Since 2005, when the first forms of the Joint Precision Aerial Delivery System were being developed and used, the idea of a “precision” airdrop has continued to grow and evolve.
During the 2011 International Airdrop Symposium here July 19-21, service members from 26 nations took part in discussions, briefings and demonstrations to learn more about airdrops and the systems used to deliver them — including JPADS and related precision systems.
JPADS is a high-altitude, all-weather capable, global positioning system-guided, precision airdrop system that provides increased control upon release from the aircraft. Traditional airdrops by Air Force airlifters, such as the C-130 Hercules and C-17 Globemaster III, are at altitudes of anywhere between 400 and 1,000 feet. With JPADS, those same airlift aircraft have the potential to guide air drop bundles from as high as 25,000 feet.
Early on in precision airdrops, Air Mobility Command was part of an effort to take the idea of something like JPADS and make it a reality. In November 2005, AMC opened a JPADS “Tiger Team” that included representation from dozens of agencies at command headquarters, including the Combat Operations Division and Plans and Programs and the Air Mobility Warfare Center (now U.S. Air Force Expeditionary Center) at Joint Base McGuire-Dix-Lakehurst, N.J.
By Aug. 31, 2006, the combined team — which included personnel from the Air Mobility Battlelab and the Air Force Mobility Weapons School — was successful. Their work paid off when the first combat airdrop using JPADS took place over Afghanistan.
“That effort put us a day ahead of the goal for combat operability by Sept. 1,” said Lt.Col. Dan DeVoe in a May 2007 news report. DeVoe served as the project officer for JPADS and deployed to Afghanistan in 2006 as part of the mobile training team establishing system operations in theater. DeVoe now works with the 615th Contingency Response Wing at Travis Air Force Base, Calif.

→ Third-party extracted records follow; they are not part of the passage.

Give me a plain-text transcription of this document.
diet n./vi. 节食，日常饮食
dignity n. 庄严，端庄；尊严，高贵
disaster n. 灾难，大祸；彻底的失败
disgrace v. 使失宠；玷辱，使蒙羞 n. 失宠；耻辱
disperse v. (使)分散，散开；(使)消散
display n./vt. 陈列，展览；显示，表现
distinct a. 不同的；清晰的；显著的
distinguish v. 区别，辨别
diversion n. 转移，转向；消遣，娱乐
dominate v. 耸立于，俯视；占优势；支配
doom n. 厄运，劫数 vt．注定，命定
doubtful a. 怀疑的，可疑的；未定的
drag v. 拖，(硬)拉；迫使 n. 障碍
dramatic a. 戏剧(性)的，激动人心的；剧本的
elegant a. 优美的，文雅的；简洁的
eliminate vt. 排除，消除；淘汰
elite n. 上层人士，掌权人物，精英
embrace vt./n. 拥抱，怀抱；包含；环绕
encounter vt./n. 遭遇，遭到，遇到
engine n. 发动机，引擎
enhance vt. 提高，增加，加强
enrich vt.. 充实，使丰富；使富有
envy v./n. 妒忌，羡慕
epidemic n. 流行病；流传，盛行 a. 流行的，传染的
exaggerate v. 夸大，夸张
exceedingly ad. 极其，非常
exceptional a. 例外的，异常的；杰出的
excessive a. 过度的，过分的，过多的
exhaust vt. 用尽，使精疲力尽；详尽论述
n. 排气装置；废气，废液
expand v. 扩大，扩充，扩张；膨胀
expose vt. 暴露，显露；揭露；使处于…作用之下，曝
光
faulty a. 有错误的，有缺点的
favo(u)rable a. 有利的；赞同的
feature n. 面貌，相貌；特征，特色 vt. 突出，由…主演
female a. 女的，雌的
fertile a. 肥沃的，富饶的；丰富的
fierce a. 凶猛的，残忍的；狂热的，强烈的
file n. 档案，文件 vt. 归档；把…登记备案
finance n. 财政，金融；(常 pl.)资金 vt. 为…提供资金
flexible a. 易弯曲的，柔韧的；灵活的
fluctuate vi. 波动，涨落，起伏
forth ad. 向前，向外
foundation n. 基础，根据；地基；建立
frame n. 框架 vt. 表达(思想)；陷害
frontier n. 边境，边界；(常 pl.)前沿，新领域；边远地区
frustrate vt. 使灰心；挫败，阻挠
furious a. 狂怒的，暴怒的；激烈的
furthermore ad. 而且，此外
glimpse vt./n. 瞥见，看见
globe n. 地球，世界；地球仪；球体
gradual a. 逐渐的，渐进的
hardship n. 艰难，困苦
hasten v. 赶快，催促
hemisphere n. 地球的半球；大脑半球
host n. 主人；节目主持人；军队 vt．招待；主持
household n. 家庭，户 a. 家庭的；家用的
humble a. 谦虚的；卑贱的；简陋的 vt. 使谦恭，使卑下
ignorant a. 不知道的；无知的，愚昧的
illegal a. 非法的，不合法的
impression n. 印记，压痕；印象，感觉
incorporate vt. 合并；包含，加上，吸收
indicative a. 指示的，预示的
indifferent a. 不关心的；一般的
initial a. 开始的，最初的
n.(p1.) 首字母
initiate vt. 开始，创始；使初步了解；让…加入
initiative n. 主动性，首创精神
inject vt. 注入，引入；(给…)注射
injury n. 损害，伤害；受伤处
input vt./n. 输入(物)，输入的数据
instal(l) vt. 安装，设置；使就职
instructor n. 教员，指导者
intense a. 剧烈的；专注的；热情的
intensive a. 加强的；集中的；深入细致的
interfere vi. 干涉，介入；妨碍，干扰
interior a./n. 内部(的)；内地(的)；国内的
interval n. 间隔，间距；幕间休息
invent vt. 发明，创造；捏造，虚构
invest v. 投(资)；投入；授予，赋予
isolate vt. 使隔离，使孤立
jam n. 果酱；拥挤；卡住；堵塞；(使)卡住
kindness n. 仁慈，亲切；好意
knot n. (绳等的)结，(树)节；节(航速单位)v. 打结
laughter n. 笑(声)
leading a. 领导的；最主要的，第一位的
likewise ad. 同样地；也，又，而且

Since that first successful JPADS airdrop nearly five years ago, the types of JPADS versions have grown. JPADS includes a mission planner to plan the optimal release points using special software residing on a laptop computer. The computer is loaded with a high-resolution grid of forecasted winds. The mission planner also receives updated near real-time wind speeds while in the air using hand-launched dropsondes (hand-sized, parachute-equipped wind indicators). When dropped, GPS receivers on the airdrop bundles use the steering mechanisms to “fly” the bundles to their predetermined drop zones.
Richard Benney, from the U.S. Army Natick Soldier Research, Development and Engineering Center, or NSRDEC, at Natick, Mass., discussed JPADS during the airdrop symposium. On JPADS he said, “We can break it into multiple weight versions.”
According to DeVoe, the first JPADS airdrop was “in the 2,000-pound range.” Benney said there are JPADS versions now in five categories: micro-light, 10 to 150 pounds; ultra-light, 250 to 700 pounds; extra-light, 700 to 2,400 pounds; light-version, 5,001 to 10,000 pounds; and medium version, 10,001 to 42,000 pounds.
All of the versions are part of a team effort with the Army, Air Force and other joint and coalition partners, Benney said. The ultra-light version testing and use is being led by the Marine Corps.
“Precision airdrops have been a part of our increasing level of airdrops we’ve done in Afghanistan,” said Lt. Col. David Mackenzie, deputy director for U.S. Air Forces Africa’s Plans and Requirements Directorate at Ramstein Air Base, Germany. He was at the symposium with international representatives from five African nations.
“Because Afghanistan has brought the precision airdrop into the arena, other nations who are building an airdrop capability want to know more about how it works,” Mackenzie said.
Half-way through 2011, mobility Airmen performing airdrops in Afghanistan are on a record pace having airdropped more than 39.5 million pounds of cargo as of June 30, Air Forces Central statistics show. In 2006, the year of the first JPADS airdrop, only 3.5 million pounds was airdropped for the entire year.
Through the symposium the cooperation and understanding for airdrops, and precision airdrops in particular, is a growing enterprise.
“Precision airdrop is a rapidly advancing capability in operations around the world,” Benney said. “Interest in the capability is growing.”
In 2007, then-commander of the AMWC, Maj. Gen. Scott Gray, may have said it best about why “precision” airdrops are important.
“This is a revolution in the way air mobility supports the warfighter,” Gray said. “We want to save lives…this will help us get there.”